Do we preach to our children, family, and students one way and then, when it comes to ourselves, do the exact opposite, because we have different truths for us and them?
When we learn the parsha week after week, do we learn the lessons that are plainly evident to all who seek the truth and all who seek to improve their lives, or do we twist the message so that it should not affect us and our behavior?
We are basically good people, seeking to live good lives, or else we wouldn’t be reading this. We wouldn’t be studying the parsha and we wouldn’t be living where we do and how we do. But man is always driven to do better, and that drive must be in spiritual matters as well, not only physical matters.
Our ambition must be not just to get a better job or to make more money, but to be a better person and a better Yid. We must seek to improve our middos, our bein adam lachaveiro, and our bein adam laMakom. When we deal with people, we should seek to help them, making life better and easier for them, not more expensive and more complicated and difficult.

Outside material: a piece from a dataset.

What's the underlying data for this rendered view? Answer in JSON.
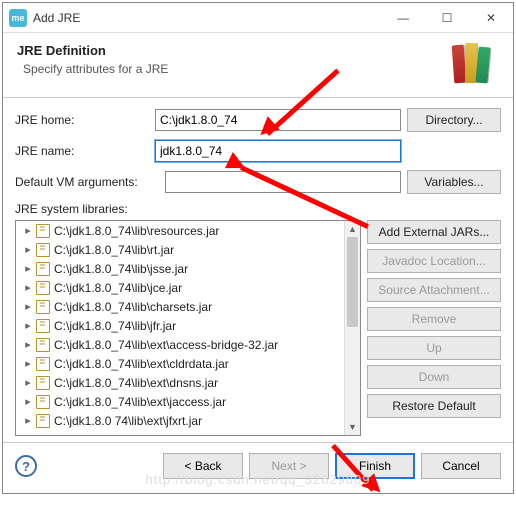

Hashem put us here for a reason, and that is the truth, and the reason is not to take advantage of people, to chisel people out of another couple of dollars, putting people down and taking advantage of them. The truth of a Yiddishe life is that no matter what it is that we do for a living, we should use our position to help, not to hinder; to improve, not to impair; to impress, not to depress.
That is the way a good Yid is meant to live. That’s what Chazal mean when they say that they didn’t change shemom, malbushom, and leshonam. It means that they didn’t trade in the things that set us apart, that differentiate a nation with neshamos from nations without.
We stick to the truth. We flock to the truth. We run from deceit, duplicity, insincerity and hypocrisy.
We act in ways that merit the geulah sheleimah bemeheirah.